Quando dimenticare è proprio l'obiettivo

È tentante considerare l'oblio puramente come un difetto, una falla in un sistema che dovrebbe trattenere tutto. Un crescente corpo di lavori contemporanei, associato a ricercatori tra cui Robert Bjork e Michael Anderson, sostiene il contrario: che l'oblio non è un difetto della memoria, ma una sua caratteristica. Una mente che trattenesse ogni numero di telefono e ogni dettaglio insignificante di ogni giornata sarebbe sepolta sotto i propri archivi, incapace di trovare ciò che conta. L'oblio selettivo spazza via l'obsoleto e l'irrilevante, liberando risorse cognitive e mantenendo a portata di mano ciò che è utile.

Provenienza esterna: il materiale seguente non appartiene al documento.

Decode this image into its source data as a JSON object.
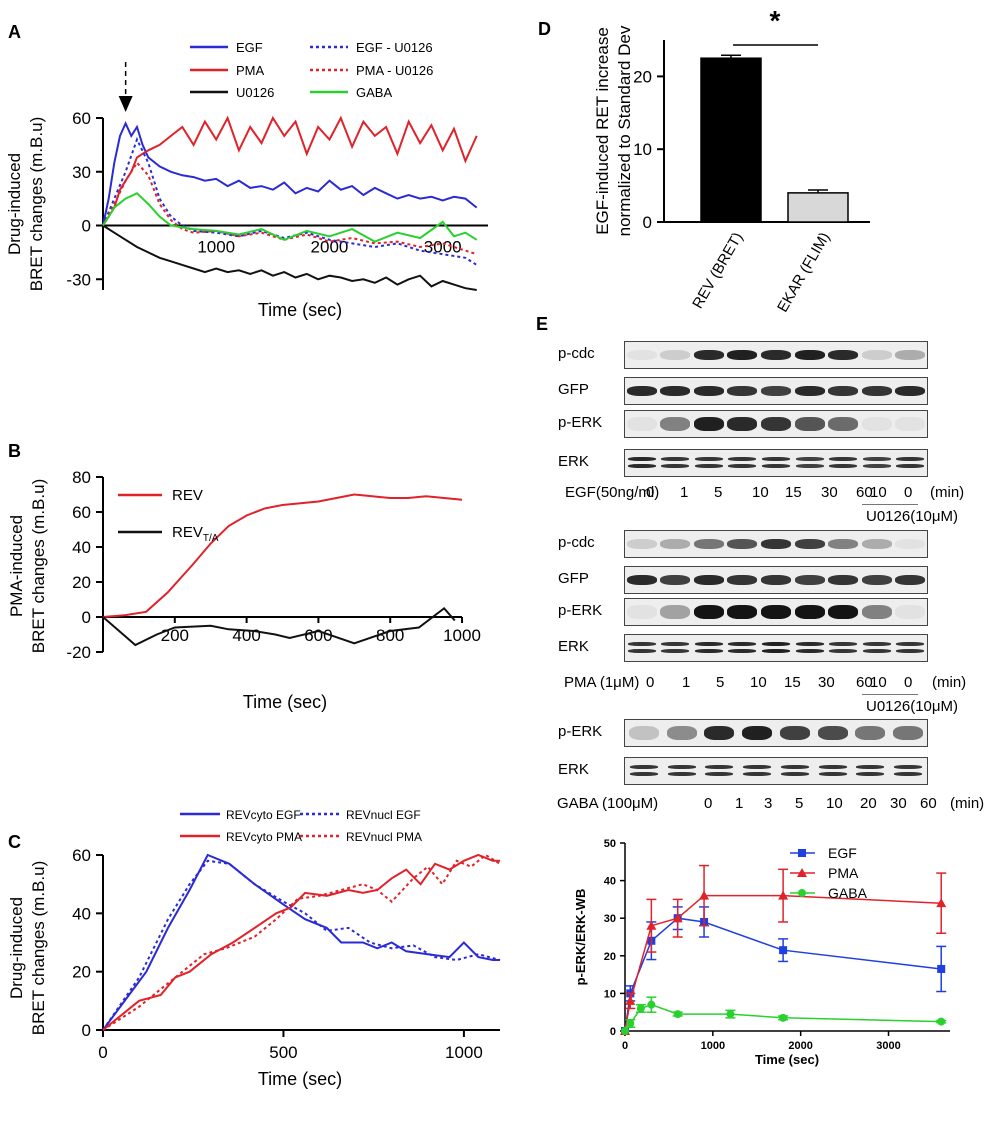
{
  "chart_data": [
    {
      "id": "A",
      "type": "line",
      "panel_label": "A",
      "xlabel": "Time (sec)",
      "ylabel_lines": [
        "Drug-induced",
        "BRET changes (m.B.u)"
      ],
      "xlim": [
        0,
        3400
      ],
      "ylim": [
        -36,
        60
      ],
      "xticks": [
        1000,
        2000,
        3000
      ],
      "yticks": [
        60,
        30,
        0,
        -30
      ],
      "arrow_x": 200,
      "series": [
        {
          "name": "EGF",
          "color": "#2b2bd6",
          "dashed": false,
          "x": [
            0,
            50,
            100,
            150,
            200,
            250,
            300,
            350,
            400,
            500,
            600,
            700,
            800,
            900,
            1000,
            1100,
            1200,
            1300,
            1400,
            1500,
            1600,
            1700,
            1800,
            1900,
            2000,
            2100,
            2200,
            2300,
            2400,
            2500,
            2600,
            2700,
            2800,
            2900,
            3000,
            3100,
            3200,
            3300
          ],
          "y": [
            0,
            15,
            35,
            50,
            57,
            50,
            55,
            45,
            38,
            33,
            30,
            28,
            27,
            25,
            26,
            22,
            25,
            21,
            22,
            20,
            24,
            18,
            21,
            19,
            25,
            20,
            22,
            17,
            21,
            18,
            15,
            17,
            15,
            16,
            14,
            16,
            15,
            10
          ]
        },
        {
          "name": "PMA",
          "color": "#e0222a",
          "dashed": false,
          "x": [
            0,
            50,
            100,
            150,
            200,
            250,
            300,
            350,
            400,
            500,
            600,
            700,
            800,
            900,
            1000,
            1100,
            1200,
            1300,
            1400,
            1500,
            1600,
            1700,
            1800,
            1900,
            2000,
            2100,
            2200,
            2300,
            2400,
            2500,
            2600,
            2700,
            2800,
            2900,
            3000,
            3100,
            3200,
            3300
          ],
          "y": [
            0,
            5,
            10,
            20,
            25,
            30,
            38,
            40,
            42,
            45,
            50,
            55,
            45,
            58,
            48,
            60,
            42,
            55,
            46,
            60,
            50,
            58,
            40,
            55,
            48,
            60,
            44,
            58,
            50,
            55,
            40,
            58,
            46,
            56,
            42,
            54,
            36,
            50
          ]
        },
        {
          "name": "U0126",
          "color": "#111111",
          "dashed": false,
          "x": [
            0,
            100,
            200,
            300,
            400,
            500,
            600,
            700,
            800,
            900,
            1000,
            1100,
            1200,
            1300,
            1400,
            1500,
            1600,
            1700,
            1800,
            1900,
            2000,
            2100,
            2200,
            2300,
            2400,
            2500,
            2600,
            2700,
            2800,
            2900,
            3000,
            3100,
            3200,
            3300
          ],
          "y": [
            0,
            -4,
            -8,
            -12,
            -15,
            -18,
            -20,
            -22,
            -24,
            -26,
            -24,
            -26,
            -25,
            -27,
            -25,
            -28,
            -26,
            -29,
            -27,
            -30,
            -28,
            -29,
            -31,
            -30,
            -32,
            -29,
            -33,
            -30,
            -28,
            -34,
            -31,
            -33,
            -35,
            -36
          ]
        },
        {
          "name": "EGF - U0126",
          "color": "#2b2bd6",
          "dashed": true,
          "x": [
            0,
            100,
            200,
            300,
            400,
            500,
            600,
            700,
            800,
            1000,
            1200,
            1400,
            1600,
            1800,
            2000,
            2200,
            2400,
            2600,
            2800,
            3000,
            3200,
            3300
          ],
          "y": [
            0,
            15,
            30,
            48,
            35,
            15,
            5,
            0,
            -3,
            -4,
            -6,
            -3,
            -7,
            -4,
            -8,
            -10,
            -12,
            -10,
            -14,
            -16,
            -18,
            -22
          ]
        },
        {
          "name": "PMA - U0126",
          "color": "#e0222a",
          "dashed": true,
          "x": [
            0,
            100,
            200,
            300,
            400,
            500,
            600,
            700,
            800,
            1000,
            1200,
            1400,
            1600,
            1800,
            2000,
            2200,
            2400,
            2600,
            2800,
            3000,
            3200,
            3300
          ],
          "y": [
            0,
            12,
            25,
            35,
            28,
            12,
            3,
            -2,
            -4,
            -3,
            -6,
            -4,
            -8,
            -5,
            -9,
            -7,
            -10,
            -9,
            -12,
            -10,
            -14,
            -16
          ]
        },
        {
          "name": "GABA",
          "color": "#29d12f",
          "dashed": false,
          "x": [
            0,
            100,
            200,
            300,
            400,
            500,
            600,
            800,
            1000,
            1200,
            1400,
            1600,
            1800,
            2000,
            2200,
            2400,
            2600,
            2800,
            3000,
            3100,
            3200,
            3300
          ],
          "y": [
            0,
            10,
            15,
            18,
            12,
            5,
            0,
            -2,
            -3,
            -5,
            -2,
            -8,
            -3,
            -6,
            -2,
            -9,
            -4,
            -7,
            2,
            -6,
            -4,
            -8
          ]
        }
      ]
    },
    {
      "id": "B",
      "type": "line",
      "panel_label": "B",
      "xlabel": "Time (sec)",
      "ylabel_lines": [
        "PMA-induced",
        "BRET changes (m.B.u)"
      ],
      "xlim": [
        0,
        1000
      ],
      "ylim": [
        -20,
        80
      ],
      "xticks": [
        200,
        400,
        600,
        800,
        1000
      ],
      "yticks": [
        80,
        60,
        40,
        20,
        0,
        -20
      ],
      "series": [
        {
          "name": "REV",
          "color": "#e0222a",
          "dashed": false,
          "x": [
            0,
            60,
            120,
            180,
            250,
            300,
            350,
            400,
            450,
            500,
            550,
            600,
            650,
            700,
            750,
            800,
            850,
            900,
            950,
            1000
          ],
          "y": [
            0,
            1,
            3,
            14,
            30,
            42,
            52,
            58,
            62,
            64,
            65,
            66,
            68,
            70,
            69,
            68,
            68,
            69,
            68,
            67
          ]
        },
        {
          "name": "REV",
          "sub": "T/A",
          "color": "#111111",
          "dashed": false,
          "x": [
            0,
            90,
            150,
            200,
            300,
            350,
            420,
            480,
            520,
            600,
            700,
            800,
            880,
            950,
            980
          ],
          "y": [
            0,
            -16,
            -10,
            -6,
            -5,
            -7,
            -8,
            -10,
            -12,
            -8,
            -15,
            -8,
            -6,
            5,
            -2
          ]
        }
      ]
    },
    {
      "id": "C",
      "type": "line",
      "panel_label": "C",
      "xlabel": "Time (sec)",
      "ylabel_lines": [
        "Drug-induced",
        "BRET changes (m.B.u)"
      ],
      "xlim": [
        0,
        1100
      ],
      "ylim": [
        0,
        60
      ],
      "xticks": [
        0,
        500,
        1000
      ],
      "yticks": [
        60,
        40,
        20,
        0
      ],
      "series": [
        {
          "name": "REVcyto EGF",
          "color": "#2b2bd6",
          "dashed": false,
          "x": [
            0,
            120,
            180,
            240,
            290,
            350,
            420,
            500,
            560,
            620,
            660,
            720,
            760,
            800,
            840,
            900,
            960,
            1000,
            1040,
            1080,
            1100
          ],
          "y": [
            0,
            20,
            35,
            48,
            60,
            57,
            50,
            43,
            38,
            35,
            30,
            30,
            28,
            30,
            27,
            26,
            25,
            30,
            25,
            24,
            24
          ]
        },
        {
          "name": "REVcyto PMA",
          "color": "#e0222a",
          "dashed": false,
          "x": [
            0,
            100,
            160,
            200,
            240,
            300,
            360,
            420,
            480,
            520,
            560,
            620,
            680,
            720,
            760,
            800,
            840,
            880,
            920,
            960,
            1000,
            1040,
            1080,
            1100
          ],
          "y": [
            0,
            10,
            12,
            18,
            20,
            26,
            30,
            35,
            40,
            42,
            47,
            46,
            48,
            47,
            48,
            52,
            55,
            50,
            57,
            55,
            58,
            60,
            58,
            58
          ]
        },
        {
          "name": "REVnucl EGF",
          "color": "#2b2bd6",
          "dashed": true,
          "x": [
            0,
            100,
            180,
            240,
            290,
            350,
            420,
            500,
            560,
            620,
            680,
            740,
            800,
            860,
            920,
            980,
            1040,
            1100
          ],
          "y": [
            0,
            18,
            38,
            50,
            58,
            57,
            50,
            44,
            40,
            34,
            35,
            30,
            28,
            29,
            25,
            24,
            26,
            24
          ]
        },
        {
          "name": "REVnucl PMA",
          "color": "#e0222a",
          "dashed": true,
          "x": [
            0,
            100,
            160,
            220,
            280,
            340,
            420,
            480,
            540,
            600,
            660,
            720,
            760,
            800,
            860,
            900,
            940,
            980,
            1020,
            1060,
            1100
          ],
          "y": [
            0,
            8,
            14,
            20,
            26,
            28,
            32,
            38,
            45,
            46,
            48,
            50,
            48,
            44,
            52,
            56,
            50,
            58,
            56,
            60,
            57
          ]
        }
      ]
    },
    {
      "id": "D",
      "type": "bar",
      "panel_label": "D",
      "ylabel_lines": [
        "EGF-induced RET increase",
        "normalized to Standard Dev"
      ],
      "categories": [
        "REV (BRET)",
        "EKAR (FLIM)"
      ],
      "values": [
        22.5,
        4.0
      ],
      "errors": [
        0.4,
        0.4
      ],
      "colors": [
        "#000000",
        "#d8d8d8"
      ],
      "ylim": [
        0,
        25
      ],
      "yticks": [
        20,
        10,
        0
      ],
      "significance": "*"
    },
    {
      "id": "E-quant",
      "type": "line",
      "xlabel": "Time (sec)",
      "ylabel": "p-ERK/ERK-WB",
      "xlim": [
        0,
        3700
      ],
      "ylim": [
        0,
        50
      ],
      "xticks": [
        0,
        1000,
        2000,
        3000
      ],
      "yticks": [
        0,
        10,
        20,
        30,
        40,
        50
      ],
      "series": [
        {
          "name": "EGF",
          "color": "#1f3fe0",
          "marker": "square",
          "x": [
            0,
            60,
            300,
            600,
            900,
            1800,
            3600
          ],
          "y": [
            0,
            10,
            24,
            30,
            29,
            21.5,
            16.5
          ],
          "err": [
            0,
            2,
            5,
            3,
            4,
            3,
            6
          ]
        },
        {
          "name": "PMA",
          "color": "#e0222a",
          "marker": "triangle",
          "x": [
            0,
            60,
            300,
            600,
            900,
            1800,
            3600
          ],
          "y": [
            0,
            8,
            28,
            30,
            36,
            36,
            34
          ],
          "err": [
            0,
            2,
            7,
            5,
            8,
            7,
            8
          ]
        },
        {
          "name": "GABA",
          "color": "#29d12f",
          "marker": "circle",
          "x": [
            0,
            60,
            180,
            300,
            600,
            1200,
            1800,
            3600
          ],
          "y": [
            0,
            2,
            6,
            7,
            4.5,
            4.5,
            3.5,
            2.5
          ],
          "err": [
            0,
            1,
            1,
            2,
            0.5,
            1,
            0.5,
            0.3
          ]
        }
      ]
    }
  ],
  "blots": {
    "panel_label": "E",
    "group1": {
      "rows": [
        "p-cdc",
        "GFP",
        "p-ERK",
        "ERK"
      ],
      "treatment": "EGF(50ng/ml)",
      "lanes": [
        "0",
        "1",
        "5",
        "10",
        "15",
        "30",
        "60",
        "10",
        "0"
      ],
      "unit": "(min)",
      "inhibitor": "U0126(10μM)",
      "intensity": {
        "p-cdc": [
          0.05,
          0.15,
          0.9,
          0.95,
          0.9,
          0.95,
          0.9,
          0.15,
          0.3
        ],
        "GFP": [
          0.9,
          0.9,
          0.9,
          0.85,
          0.8,
          0.9,
          0.85,
          0.85,
          0.9
        ],
        "p-ERK": [
          0.05,
          0.5,
          0.95,
          0.9,
          0.85,
          0.7,
          0.6,
          0.05,
          0.05
        ],
        "ERK": [
          0.9,
          0.85,
          0.85,
          0.85,
          0.85,
          0.8,
          0.85,
          0.8,
          0.85
        ]
      }
    },
    "group2": {
      "rows": [
        "p-cdc",
        "GFP",
        "p-ERK",
        "ERK"
      ],
      "treatment": "PMA (1μM)",
      "lanes": [
        "0",
        "1",
        "5",
        "10",
        "15",
        "30",
        "60",
        "10",
        "0"
      ],
      "unit": "(min)",
      "inhibitor": "U0126(10μM)",
      "intensity": {
        "p-cdc": [
          0.15,
          0.3,
          0.55,
          0.7,
          0.85,
          0.8,
          0.5,
          0.3,
          0.05
        ],
        "GFP": [
          0.9,
          0.8,
          0.9,
          0.85,
          0.85,
          0.8,
          0.85,
          0.8,
          0.85
        ],
        "p-ERK": [
          0.05,
          0.35,
          1,
          1,
          1,
          1,
          1,
          0.5,
          0.05
        ],
        "ERK": [
          0.85,
          0.85,
          0.9,
          0.9,
          0.95,
          0.9,
          0.85,
          0.85,
          0.85
        ]
      }
    },
    "group3": {
      "rows": [
        "p-ERK",
        "ERK"
      ],
      "treatment": "GABA (100μM)",
      "lanes": [
        "0",
        "1",
        "3",
        "5",
        "10",
        "20",
        "30",
        "60"
      ],
      "unit": "(min)",
      "intensity": {
        "p-ERK": [
          0.2,
          0.45,
          0.9,
          0.95,
          0.8,
          0.75,
          0.55,
          0.55
        ],
        "ERK": [
          0.85,
          0.85,
          0.85,
          0.85,
          0.85,
          0.85,
          0.85,
          0.85
        ]
      }
    }
  }
}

Dimenticare e ricordare sono due facce di un unico processo ben calibrato. L'interferenza che sovrasta un ricordo ormai stantio è spesso lo stesso meccanismo che permette a uno attuale e pertinente di vincere la competizione per il recupero, e dimenticare la password dell'anno scorso è esattamente ciò che consente alla versione aggiornata di affiorare alla mente in modo pulito. Vista così, la curva dell'oblio non è il resoconto di un fallimento ma il ritratto di un sistema progettato per dare priorità, per lasciar svanire ciò che non conta affinché ciò che conta possa risaltare.

Punti chiave

Hermann Ebbinghaus, sperimentando su se stesso con sillabe senza senso nella Berlino degli anni Ottanta dell'Ottocento, produsse la prima legge quantitativa della memoria nella psicologia ricorrendo al metodo del risparmio, che misurava di quanto più rapidamente egli riuscisse a riapprendere una vecchia lista e così rilevava le tracce persino dopo che il richiamo cosciente era fallito; i suoi dati rivelarono la curva dell'oblio, un declino all'incirca logaritmico in cui circa metà del materiale non ripassato va perduta entro un'ora e circa il settanta per cento entro un giorno, prima che la perdita rallenti. Le spiegazioni moderne privilegiano l'interferenza (altri ricordi che sovrastano una traccia) e il fallimento del recupero (ricordi intatti resi inaccessibili da indizi mancanti, come nello stato della parola sulla punta della lingua) rispetto al semplice decadimento, e i lavori rigorosi sull'oblio motivato, in particolare il paradigma pensa/non pensare di Anderson, mostrano che una soppressione deliberata può indebolire i ricordi senza bisogno della teoria freudiana della rimozione. Le due difese meglio dimostrate sono l'effetto di distribuzione, in cui la pratica distribuita batte lo studio concentrato di pari durata, e l'effetto test, in cui l'autovalutazione batte la rilettura, stabilito da Roediger e Karpicke nel 2006. Infine, ricercatori come Robert Bjork considerano sempre più l'oblio non come un difetto ma come una caratteristica adattiva che sgombera il superfluo e lascia affiorare i ricordi rilevanti, sicché la curva descrive una mente che funziona come progettata, e non una che semplicemente fallisce.